Is Hollywood Finally Joining the Information Age? With Flixster, Warner Bros. Has a Plan

Will Hollywood leave behind a dying home entertainment model for a more audacious strategy that unlocks the power of the giants of the Internet — Information?

It’s pretty stunning to think that we live in an age of transparency. Our every purchase is tracked somewhere. Our preferences, our movements, and even the identity of our friends are known to the people who sell us stuff.

Netflix knows. Amazon knows. iTunes and Facebook know. Even Walmart knows.

But Hollywood doesn't. The movie companies that create and distribute entertainment don’t have the barest specifics about their customers, grasping darkly at intelligence served up by market researchers while ceding specific data about their customers to the retailers who sell their product.

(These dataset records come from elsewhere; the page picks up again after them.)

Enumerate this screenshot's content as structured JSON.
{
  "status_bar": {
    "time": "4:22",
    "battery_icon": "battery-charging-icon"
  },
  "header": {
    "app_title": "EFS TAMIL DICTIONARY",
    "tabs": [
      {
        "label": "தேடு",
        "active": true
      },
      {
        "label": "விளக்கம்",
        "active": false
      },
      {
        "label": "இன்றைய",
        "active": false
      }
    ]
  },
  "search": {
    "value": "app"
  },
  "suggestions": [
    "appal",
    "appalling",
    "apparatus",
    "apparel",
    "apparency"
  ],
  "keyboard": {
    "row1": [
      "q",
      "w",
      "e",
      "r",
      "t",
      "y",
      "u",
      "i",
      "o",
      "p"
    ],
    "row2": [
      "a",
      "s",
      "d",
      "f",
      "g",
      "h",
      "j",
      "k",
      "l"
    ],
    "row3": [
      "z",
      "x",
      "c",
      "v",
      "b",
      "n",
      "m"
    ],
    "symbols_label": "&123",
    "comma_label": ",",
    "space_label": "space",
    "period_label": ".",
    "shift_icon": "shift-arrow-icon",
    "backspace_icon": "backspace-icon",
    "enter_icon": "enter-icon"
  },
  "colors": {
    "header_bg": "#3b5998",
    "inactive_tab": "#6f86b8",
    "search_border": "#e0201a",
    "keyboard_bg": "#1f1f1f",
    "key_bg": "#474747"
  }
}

In the Information Age, the one thing the entertainment industry is still missing is information.

It seems that Warner Bros. may be one studio that gets this problem. With its recent purchase of Flixster, and its 30-million strong consumer base, the studio has bought direct access to people who watch movies, rate them, read about them and want to share that information with their friends.

Warners, which recently joined the YouTube rental initiative and has experimented with renting titles over Facebook, is looking to gain direct knowledge about its customers and make that a core part of its strategy.

At a conference in New York on Wednesday Time-Warner CFO John Martin said as much. And he offered clues to a new strategic direction in which Flixster would be the “front end” of a digital library offered by the company, as he called it.

Also Read: Warner Bros. May Buy Flixster – What's With All the Embracing the Future?

The idea would be that consumers could upload their existing DVDs into a digital cloud. (The cloud is part of an industry-wide initiative called Ultraviolet that will let consumers manage their movies digitally and view them on any platform they choose.)

Flixster would be the way in to inviting consumers to do this, as well as the tool by which library owners could share their movies and preferences.

In other words, we could all transfer the physical libraries that we already own to a digital platform, and then be able to view them at will, share them — and, critically, make that information available to the studios.

Martin said this was a path to getting people back to owning movies rather than renting them.

Maybe. For starters, we’re talking about uploading movies we already own.

But the real key here is the information. That would allow studios to market their films directly to the people most likely to buy them.

Still, there’s a snag here. This strategy probably only works if all the studios do the same. You’re not going to convince consumers to upload their DVDs from one studio and not another. No consumer is going to manage multiple movie libraries in the cloud.

So how to herd all the major studios into the same strategic direction?

Apparently I’m not the only person in town thinking about this pivotal point. As I was writing this post, an article by digital consultant Nick DeMartino popped into my email:

“Data is the secret sauce of social media that will empower Hollywood to take control of its own business, rather than to cede it to the disruptors from Silicon Valley,” he writes, continuing, as if we’d had a mind-meld:

“Hollywood’s biggest customers have been theater chains, TV and cable networks, and big-box stores — and now digital distributors like Netflix, iTunes, and Amazon. All of which have been very busy building a consumer ecosystem powered by data. To reach customers directly, studios will have to build new businesses to distribute movies and leverage behavioral data.”

So therein lies the challenge.

Will Hollywood be able to leave behind a dying home entertainment model for a more audacious strategy that unlocks the power of the giants of the Internet — Google, Facebook, Netflix, Amazon?

For decades the entertainment industry has lived at an arm’s length from its consumers. That has to end. It’s time to join the Information Age.